At Think Progress, Igor Volsky doesn't quite buy His Eminence's claims. As he points out, in the real world in which most of us live, here's what Dolan's mercy, graciousness, and respect have translated into for real-life gay human beings:
After lobbying against New York’s marriage equality law, Dolan prohibited by decree any Church personnel or property from being utilized for same-sex marriage ceremonies under penalty of "canonical sanctions," calling the state’s law "irreconcilable with the nature and the definition of marriage as established by Divine law." He has also compared the "threat" posed to marriage by gays and lesbians to that of polygamy, adultery, forced marriage, communist dictatorships, and incest. Dolan responded to the Supreme Court’s decision striking down a section of the 1996 Defense of Marriage Act by claiming that the spread of marriage equality will threaten "the common good of all."
David Badash responds in kind at The New Civil Rights Movement:
You’ll remember that Cardinal Dolan had his St. Patrick’s Cathedral officials call the NYPD and have them block the entrance to the Church one Sunday a few months ago, in his petty fight over getting gay people to literally wash their hands before entering to worship.
Badash recalls that just last month, His Eminence characterized the Supreme Court ruling striking down DOMA as "a tragic day for marriage and our nation," and he notes Dolan's response (i.e., his non-response) to the unprecedented wave of gay-bashings that hit his own city of New York in May. As Volsky observes,
Yes, instead of denouncing anti-gay violence, instead of even acknowledging it, instead of calling for tolerance and love, Cardinal Dolan issued a directive to preach anti-LGBT hate in Church.
And it was only after The New Civil Rights Movement and other called him out for his silence that he spent 17 seconds acknowledging the violence, on a local radio show.
And did nothing more.
Andrew Sullivan is equally unimpressed with His Eminence's disclaimers about Pope Francis's statements:
Nothing the Cardinal says above is wrong exactly, but it’s classic spin from the bullshit artist who runs the New York archdiocese. The idea that Pope Benedict used the same tone toward homosexuals as Pope Francis – that there has been continuity on this – is absurd. Benedict’s move – strongly backed by Dolan – was at complete odds with Francis’ new tone.

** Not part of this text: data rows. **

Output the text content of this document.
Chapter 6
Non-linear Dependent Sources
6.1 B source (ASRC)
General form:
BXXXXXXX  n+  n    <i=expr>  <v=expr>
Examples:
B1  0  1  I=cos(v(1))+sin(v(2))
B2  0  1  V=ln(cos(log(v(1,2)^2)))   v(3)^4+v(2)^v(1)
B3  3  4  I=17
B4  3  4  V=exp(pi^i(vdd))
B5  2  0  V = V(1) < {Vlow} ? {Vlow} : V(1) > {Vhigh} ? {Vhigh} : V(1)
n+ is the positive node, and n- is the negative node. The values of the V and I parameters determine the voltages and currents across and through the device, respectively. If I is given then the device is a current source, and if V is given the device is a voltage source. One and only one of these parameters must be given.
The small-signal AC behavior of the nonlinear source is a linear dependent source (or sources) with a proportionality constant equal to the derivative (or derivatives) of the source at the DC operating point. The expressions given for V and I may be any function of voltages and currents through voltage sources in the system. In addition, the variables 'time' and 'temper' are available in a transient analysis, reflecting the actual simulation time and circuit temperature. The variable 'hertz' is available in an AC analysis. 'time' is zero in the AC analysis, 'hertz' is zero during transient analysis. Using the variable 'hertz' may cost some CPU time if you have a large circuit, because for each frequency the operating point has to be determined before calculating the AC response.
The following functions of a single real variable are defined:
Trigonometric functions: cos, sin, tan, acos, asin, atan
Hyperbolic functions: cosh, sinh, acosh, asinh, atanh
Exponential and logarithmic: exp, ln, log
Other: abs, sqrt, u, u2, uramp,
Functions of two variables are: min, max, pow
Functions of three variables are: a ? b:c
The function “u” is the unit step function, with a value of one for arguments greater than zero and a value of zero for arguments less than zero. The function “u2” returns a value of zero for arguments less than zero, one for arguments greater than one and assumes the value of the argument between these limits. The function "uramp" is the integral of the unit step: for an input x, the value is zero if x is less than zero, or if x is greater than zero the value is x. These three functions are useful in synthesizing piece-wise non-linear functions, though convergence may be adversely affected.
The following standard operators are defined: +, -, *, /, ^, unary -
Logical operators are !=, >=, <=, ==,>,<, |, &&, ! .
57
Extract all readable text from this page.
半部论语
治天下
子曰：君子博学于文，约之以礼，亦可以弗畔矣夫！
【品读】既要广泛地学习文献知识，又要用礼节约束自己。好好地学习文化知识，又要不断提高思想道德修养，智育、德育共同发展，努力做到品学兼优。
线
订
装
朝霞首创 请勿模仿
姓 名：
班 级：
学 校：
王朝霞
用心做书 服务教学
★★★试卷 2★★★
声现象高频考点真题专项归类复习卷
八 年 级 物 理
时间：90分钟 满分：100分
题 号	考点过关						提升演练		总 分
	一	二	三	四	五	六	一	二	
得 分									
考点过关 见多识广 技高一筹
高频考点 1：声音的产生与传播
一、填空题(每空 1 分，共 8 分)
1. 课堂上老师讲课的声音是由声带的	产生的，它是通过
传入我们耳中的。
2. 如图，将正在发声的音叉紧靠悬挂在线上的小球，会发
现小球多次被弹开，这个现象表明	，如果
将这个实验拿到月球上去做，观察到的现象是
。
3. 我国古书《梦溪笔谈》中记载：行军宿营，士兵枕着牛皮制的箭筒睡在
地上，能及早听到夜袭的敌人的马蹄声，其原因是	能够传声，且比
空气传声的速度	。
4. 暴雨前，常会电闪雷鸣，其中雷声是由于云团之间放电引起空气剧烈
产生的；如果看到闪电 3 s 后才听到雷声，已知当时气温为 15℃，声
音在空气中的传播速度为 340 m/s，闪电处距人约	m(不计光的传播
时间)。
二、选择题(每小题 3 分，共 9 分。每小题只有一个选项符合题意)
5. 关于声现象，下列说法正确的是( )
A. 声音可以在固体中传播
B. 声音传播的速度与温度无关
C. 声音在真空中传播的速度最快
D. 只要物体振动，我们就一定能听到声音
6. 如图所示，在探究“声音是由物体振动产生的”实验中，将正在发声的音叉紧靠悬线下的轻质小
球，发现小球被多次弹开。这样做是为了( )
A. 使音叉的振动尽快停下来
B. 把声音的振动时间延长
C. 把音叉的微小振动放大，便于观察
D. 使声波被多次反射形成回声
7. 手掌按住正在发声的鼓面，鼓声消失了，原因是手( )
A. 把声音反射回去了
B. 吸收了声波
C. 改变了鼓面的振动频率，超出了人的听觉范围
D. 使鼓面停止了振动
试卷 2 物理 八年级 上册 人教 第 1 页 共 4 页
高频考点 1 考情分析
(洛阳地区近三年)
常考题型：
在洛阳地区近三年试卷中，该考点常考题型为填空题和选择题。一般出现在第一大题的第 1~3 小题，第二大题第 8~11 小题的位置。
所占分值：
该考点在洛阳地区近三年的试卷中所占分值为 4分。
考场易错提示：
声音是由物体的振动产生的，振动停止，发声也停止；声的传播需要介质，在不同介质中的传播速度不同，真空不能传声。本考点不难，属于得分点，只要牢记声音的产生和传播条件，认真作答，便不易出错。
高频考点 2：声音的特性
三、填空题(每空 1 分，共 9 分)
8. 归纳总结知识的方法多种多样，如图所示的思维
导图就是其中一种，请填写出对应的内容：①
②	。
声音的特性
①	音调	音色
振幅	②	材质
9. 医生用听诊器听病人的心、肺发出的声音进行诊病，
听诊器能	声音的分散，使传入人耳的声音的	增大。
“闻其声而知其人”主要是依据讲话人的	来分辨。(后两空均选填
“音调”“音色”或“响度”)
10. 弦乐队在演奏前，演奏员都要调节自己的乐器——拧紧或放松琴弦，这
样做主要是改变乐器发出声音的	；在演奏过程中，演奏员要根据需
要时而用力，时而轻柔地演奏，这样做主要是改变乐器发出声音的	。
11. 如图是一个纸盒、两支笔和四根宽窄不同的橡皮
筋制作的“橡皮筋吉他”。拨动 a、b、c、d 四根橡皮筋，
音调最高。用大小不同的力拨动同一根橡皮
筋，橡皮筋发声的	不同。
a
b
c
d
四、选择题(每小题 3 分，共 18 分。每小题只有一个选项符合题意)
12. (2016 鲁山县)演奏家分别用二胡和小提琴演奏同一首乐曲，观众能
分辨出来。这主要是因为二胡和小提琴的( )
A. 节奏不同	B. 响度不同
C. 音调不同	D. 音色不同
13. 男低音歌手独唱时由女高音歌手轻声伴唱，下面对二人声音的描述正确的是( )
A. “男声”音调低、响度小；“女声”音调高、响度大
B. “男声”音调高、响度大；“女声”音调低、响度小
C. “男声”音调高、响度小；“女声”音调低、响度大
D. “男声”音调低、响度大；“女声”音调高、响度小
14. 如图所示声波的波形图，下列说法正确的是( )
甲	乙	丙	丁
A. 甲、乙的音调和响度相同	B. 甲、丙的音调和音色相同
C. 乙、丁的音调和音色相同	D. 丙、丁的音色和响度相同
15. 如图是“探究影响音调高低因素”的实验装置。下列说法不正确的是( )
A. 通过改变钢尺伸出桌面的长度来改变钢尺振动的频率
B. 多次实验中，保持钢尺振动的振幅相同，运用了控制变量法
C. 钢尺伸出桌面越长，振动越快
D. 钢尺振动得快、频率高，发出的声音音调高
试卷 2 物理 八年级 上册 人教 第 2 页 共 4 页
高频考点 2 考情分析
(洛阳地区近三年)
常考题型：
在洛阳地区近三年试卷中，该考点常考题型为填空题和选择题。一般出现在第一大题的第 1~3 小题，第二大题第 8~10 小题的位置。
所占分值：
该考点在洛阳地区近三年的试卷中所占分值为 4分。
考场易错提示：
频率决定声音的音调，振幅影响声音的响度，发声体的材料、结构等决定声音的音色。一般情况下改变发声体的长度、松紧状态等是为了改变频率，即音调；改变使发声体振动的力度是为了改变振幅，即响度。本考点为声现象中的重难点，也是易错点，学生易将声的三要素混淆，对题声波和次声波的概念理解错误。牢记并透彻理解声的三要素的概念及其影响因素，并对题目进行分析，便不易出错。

It appears to be taking the U.S. bishops a bit of time to catch up to what many see as the pope's notion of a new pastoral tone when it comes to dealing with LGBT human beings. As Robert McClory notes at National Catholic Reporter yesterday, a group of lay Catholics who have received honorary awards from the church and several city officials published an ad Monday in the Chicago Tribune, appealing to the previous leader of the U.S. bishops, Cardinal Francis George, to stop threatening to use immigrants as pawns in his battle against gay marriage. George has threatened to withdraw Catholic funding from groups assisting immigrants if they support marriage equality.
And as Peter Montgomery says at Religion Dispatches, this very month, the U.S. Conference of Catholic bishops sent senators a letter calling on them to oppose the Employment Non-Discrimination Act (ENDA), which would outlaw discrimination on the basis of sexual orientation and gender identity in hiring and firing. To repeat: the USCCB, which sent this letter, is led by the very same man who went on national news yesterday to say that the Catholic approach to those who are gay is all about mercy, graciousness, and respect.
Those ancient words--mercy, graciousness, respect--so dear to the heart of most religious traditions of the world appear to acquire an entirely new meaning when the U.S. Catholic bishops use them, don't they? And that meaning seems increasingly to many observers to conflict rather sharply with the new pope's understanding of these terms.